Yeah, that's the thing: I don't have problems that FreeBSD solves, and between Mac OS and Linux, I've got enough operating sysms to deal with, and everything WORKS.

And everything that ought to work fairly seamlessly does. I can move files from device to device with a couple of taps, control the Apple TV box from my iPhone or iPad, and so on.

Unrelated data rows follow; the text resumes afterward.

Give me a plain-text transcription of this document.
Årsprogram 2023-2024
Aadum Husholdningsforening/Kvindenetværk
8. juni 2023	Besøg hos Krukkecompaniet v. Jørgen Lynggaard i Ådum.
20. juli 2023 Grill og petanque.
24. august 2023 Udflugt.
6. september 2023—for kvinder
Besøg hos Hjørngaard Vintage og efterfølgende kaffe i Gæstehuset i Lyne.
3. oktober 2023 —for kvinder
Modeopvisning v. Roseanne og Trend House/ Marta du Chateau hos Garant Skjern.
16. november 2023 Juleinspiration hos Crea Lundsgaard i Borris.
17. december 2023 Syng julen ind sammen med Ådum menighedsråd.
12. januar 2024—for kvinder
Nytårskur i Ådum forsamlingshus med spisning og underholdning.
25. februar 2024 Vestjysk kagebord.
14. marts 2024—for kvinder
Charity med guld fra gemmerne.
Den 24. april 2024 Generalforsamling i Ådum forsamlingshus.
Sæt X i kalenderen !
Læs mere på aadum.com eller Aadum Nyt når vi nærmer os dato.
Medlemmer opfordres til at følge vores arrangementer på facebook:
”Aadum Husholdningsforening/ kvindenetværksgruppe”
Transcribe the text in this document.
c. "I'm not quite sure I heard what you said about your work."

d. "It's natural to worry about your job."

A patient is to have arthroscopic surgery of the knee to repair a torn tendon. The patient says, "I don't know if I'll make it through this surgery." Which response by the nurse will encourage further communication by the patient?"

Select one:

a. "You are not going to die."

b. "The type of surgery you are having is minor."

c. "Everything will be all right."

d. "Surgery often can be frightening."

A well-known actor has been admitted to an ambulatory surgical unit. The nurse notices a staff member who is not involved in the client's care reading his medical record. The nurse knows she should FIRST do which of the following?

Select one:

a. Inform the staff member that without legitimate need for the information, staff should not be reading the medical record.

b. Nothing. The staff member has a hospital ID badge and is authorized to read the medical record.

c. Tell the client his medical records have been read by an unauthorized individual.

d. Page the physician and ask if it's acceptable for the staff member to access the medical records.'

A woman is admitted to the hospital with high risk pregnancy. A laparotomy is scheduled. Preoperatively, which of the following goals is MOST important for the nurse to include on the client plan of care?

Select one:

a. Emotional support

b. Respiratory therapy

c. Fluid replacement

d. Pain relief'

I use Linux for stuff like NextCloud. I can put epubs on there and open them on my iPad.

I try never to tamper with success.

@mcfate I run NextCloud on kubernetes but I am in the process of migrating it to a Jail for simplicity.

@mcfate Imagine you want to test a potentially malicious program on your Mac. Start by creating a snapshot with the following command:

doas bectl create MacOS-Californication16.6-202401102

This operation takes mere milliseconds to complete. Next, reboot your system into the newly created boot environment. Once you’re booted into the new environment, install and run that dubious program.

@mcfate At the end of the day, if you decide that it’s not worth keeping, simply reboot your Mac back into your original boot environment, effectively reverting your system to its previous state without any traces of the program.

@mcfate Meanwhile all the work on your /Users/macfate stays the same, your don't lose changes.

@matuzalem

Yeah, but that happens anyway.

The system I DO the work on is rarely the system I TEST the work on, if it's that sort of thing.

I wouldn't test a "potentially malicious program" on "my Mac". I have PREVIOUS Macs I can test stuff like that on.

@mcfate I never do either, I was giving you a non realistic scenario, but for servers and stuff like virtual machines this is it.

@matuzalem

Well, everything I do is on MY network, I'm the developer AND the client.

@mcfate I run my WiFi on a read-only virtual machine that has no knowledge of the host's network, with the WiFi card passed through. Its a pretty solid defense against intruders in public wifi spaces. No need of a separate portable AP.

@matuzalem

All I can say is that to the extent that we have similar problems to solve, we've taken different approaches to them.

The way I see it, any gain in simplicity would be offset by an operating system that's different AND similar enough to the Linices I already run, unproblematically, to be a source of potential confusion.

I have to ALLOW devices onto the WiFi here.

@matuzalem

See, I would do stuff like that in a virtualized system on a "burn box".

If it does horrific things, start over.

"How clean do you want it?"
"Down to the NAP."
— Point of No Return

@mcfate So I make snapshots of my VM's in Bhyve and my jails and also send them to an encrypted drive in a secure location. automatically every day.

@matuzalem

I use TimeMachine on Mac and has saved my butt multiple times. I one deleted a project (thinking I’d never work on it again — oops!) Bacon saved.